During result extraction, external pressure coefficient values were recorded at specific locations defined by slicing planes through the middle of the windward wall, near the front edge and along the longitudinal edge of the roof and also near the front edge and along the longitudinal edge of a side wall to monitor the decrease in suction along the structure’s height and length.
This setup enabled a consistent comparison across five approaches for every case:
- the direct results of the simulation and wind tunnel, shown as continuous and dashed curves, respectively;
- the zoned or indirect results of the simulation and wind tunnel, represented by solid fill and diagonal hatch patterns;
- and the Eurocode-based results, depicted in green.

Based on the resulting zoned wind surface loads, the global (X – parallel to wind, Y – horizontally perpendicular, Z – vertically perpendicular) and local (separately for each building surface) load resultants were calculated and stored in tables as below for comparison.

Implementation
This parametric methodology allowed the comparison of the average deviations between the simulation results, the Eurocode procedures, and the wind tunnel measurements and monitor standard distribution using histogramms as in image below.

According to these average differences of the results certain default partial safety factor were defined for these categories and these were implemented in FALCON as multiplication factors for wind load intensities.
Default zone numbers were also defined for four typical surface categories: windward wall and leeward wall with 1 zone, respectively roof and side wall surfaces with 3 zones. To adress potential minor value variations a limit value for zone intervals was also introduced.
Since the standard conservatively limits the values for surfaces with decreasing tendencies in suction distribution, such as side walls and roofs, limit values for external pressure coefficients were introduced.

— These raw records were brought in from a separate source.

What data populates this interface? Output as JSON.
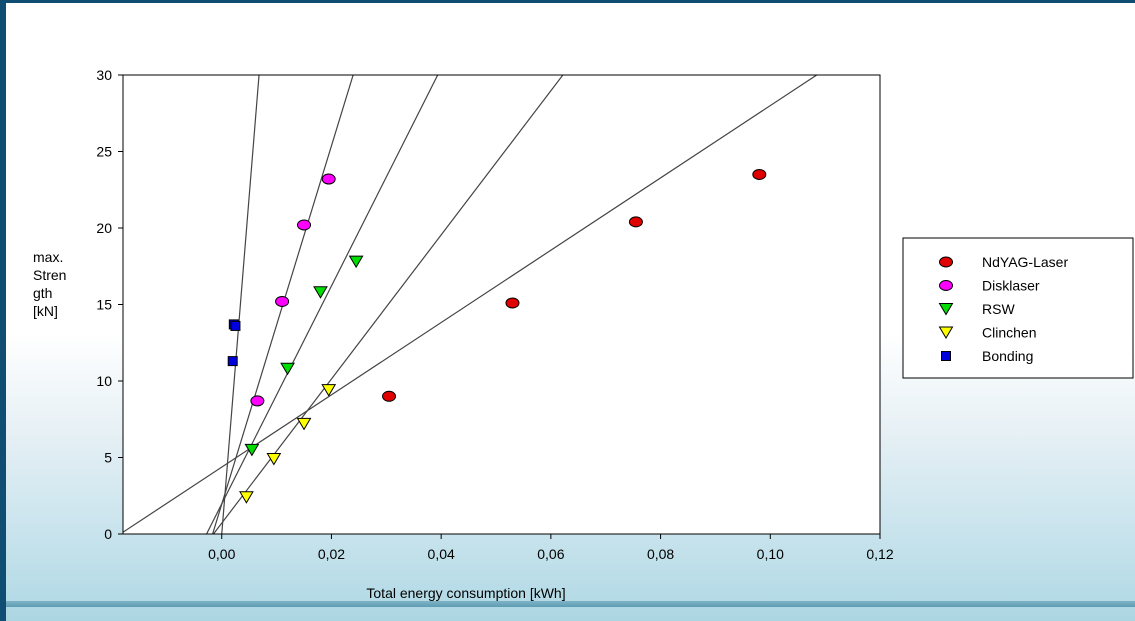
{
  "chart_data": {
    "type": "scatter",
    "title": "",
    "xlabel": "Total energy consumption [kWh]",
    "ylabel_lines": [
      "max.",
      "Stren",
      "gth",
      "[kN]"
    ],
    "xlim": [
      -0.018,
      0.12
    ],
    "ylim": [
      0,
      30
    ],
    "x_ticks": [
      0.0,
      0.02,
      0.04,
      0.06,
      0.08,
      0.1,
      0.12
    ],
    "x_tick_labels": [
      "0,00",
      "0,02",
      "0,04",
      "0,06",
      "0,08",
      "0,10",
      "0,12"
    ],
    "y_ticks": [
      0,
      5,
      10,
      15,
      20,
      25,
      30
    ],
    "y_tick_labels": [
      "0",
      "5",
      "10",
      "15",
      "20",
      "25",
      "30"
    ],
    "grid": false,
    "legend_position": "right",
    "series": [
      {
        "name": "NdYAG-Laser",
        "marker": "ellipse",
        "color": "#e00000",
        "points": [
          [
            0.0305,
            9.0
          ],
          [
            0.053,
            15.1
          ],
          [
            0.0755,
            20.4
          ],
          [
            0.098,
            23.5
          ]
        ],
        "fit": {
          "slope": 236.3,
          "intercept": 4.37
        }
      },
      {
        "name": "Disklaser",
        "marker": "ellipse",
        "color": "#ff00ff",
        "points": [
          [
            0.0065,
            8.7
          ],
          [
            0.011,
            15.2
          ],
          [
            0.015,
            20.2
          ],
          [
            0.0195,
            23.2
          ]
        ],
        "fit": {
          "slope": 1171.0,
          "intercept": 1.95
        }
      },
      {
        "name": "RSW",
        "marker": "triangle-down",
        "color": "#00dd00",
        "points": [
          [
            0.0055,
            5.5
          ],
          [
            0.012,
            10.8
          ],
          [
            0.018,
            15.8
          ],
          [
            0.0245,
            17.8
          ]
        ],
        "fit": {
          "slope": 712.0,
          "intercept": 1.97
        }
      },
      {
        "name": "Clinchen",
        "marker": "triangle-down",
        "color": "#ffff00",
        "points": [
          [
            0.0045,
            2.4
          ],
          [
            0.0095,
            4.9
          ],
          [
            0.015,
            7.2
          ],
          [
            0.0195,
            9.4
          ]
        ],
        "fit": {
          "slope": 471.0,
          "intercept": 0.71
        }
      },
      {
        "name": "Bonding",
        "marker": "square",
        "color": "#0000dd",
        "points": [
          [
            0.002,
            11.3
          ],
          [
            0.0022,
            13.7
          ],
          [
            0.0025,
            13.6
          ]
        ],
        "fit": {
          "slope": 4412.0,
          "intercept": 0.0
        }
      }
    ]
  }
}
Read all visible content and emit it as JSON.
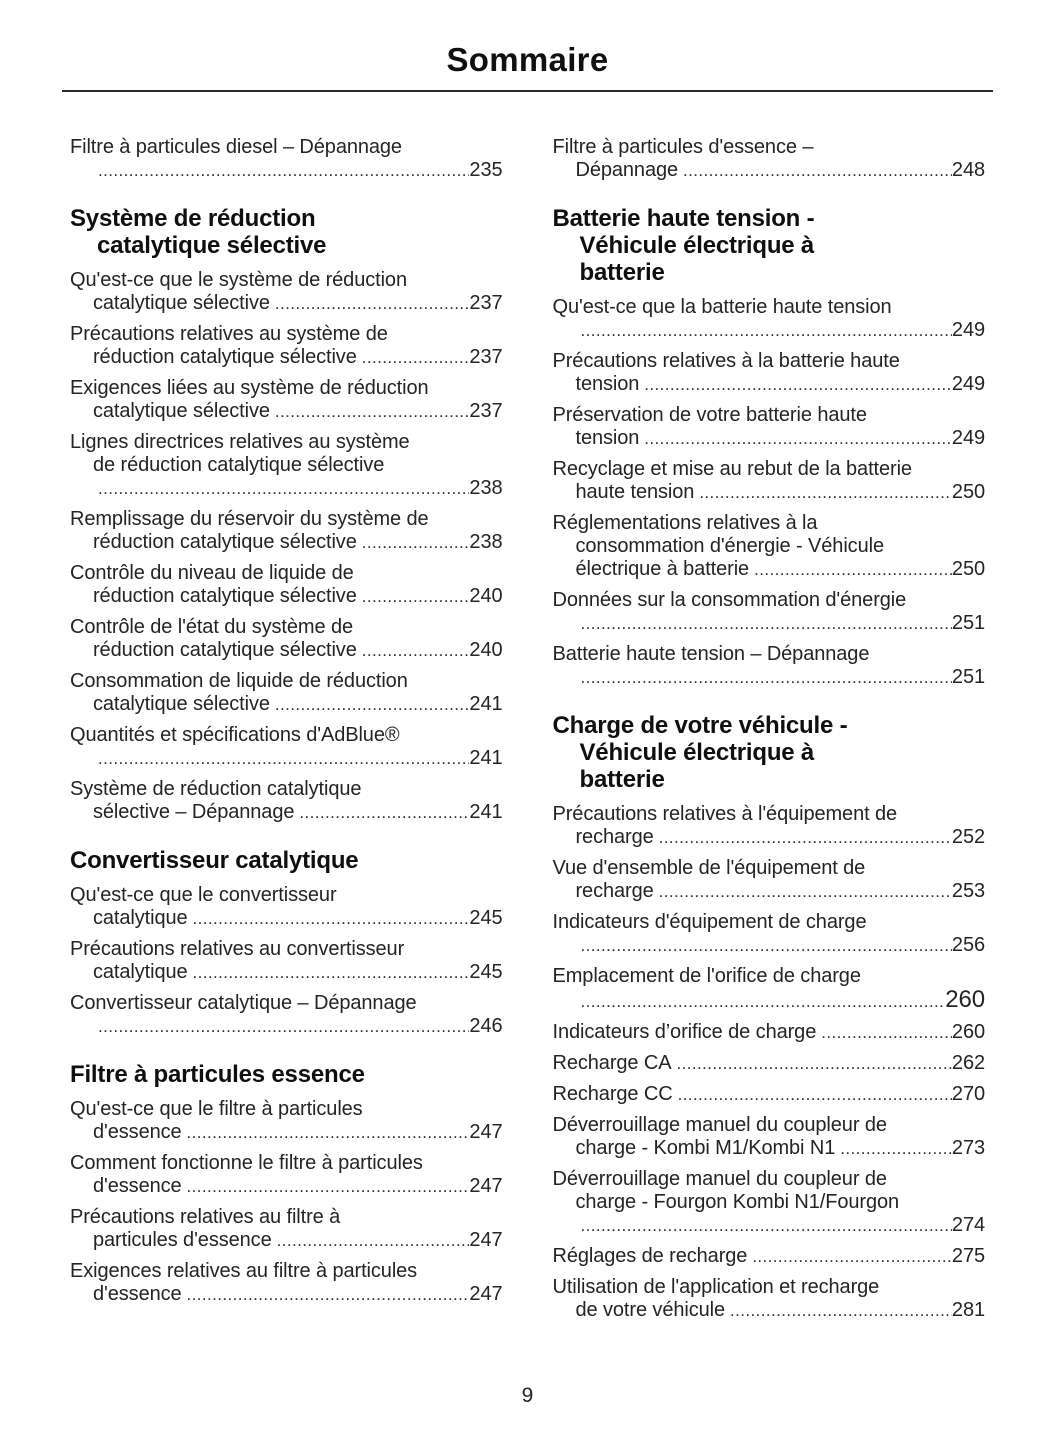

The findings confirmed that CFD simulations, when carefully calibrated with appropriate mesh refinement and boundary conditions, can reproduce the global and local tendencies observed in wind tunnel tests with reasonable accuracy. The comparison also highlighted how partial safety factors can be derived from average deviations between the three approaches, paving the way for a more reliable integration of CFD into everyday structural design practice. The implementation of these findings in the FALCON tool provides engineers with a workflow that balances accuracy, computational efficiency, and compliance with standards.
Ultimately, the study underscores the value of using CFD not as a replacement, but as a complementary method to wind tunnel testing and Eurocode provisions—offering a richer understanding of pressure distributions while ensuring that results remain interpretable and practically applicable in engineering design.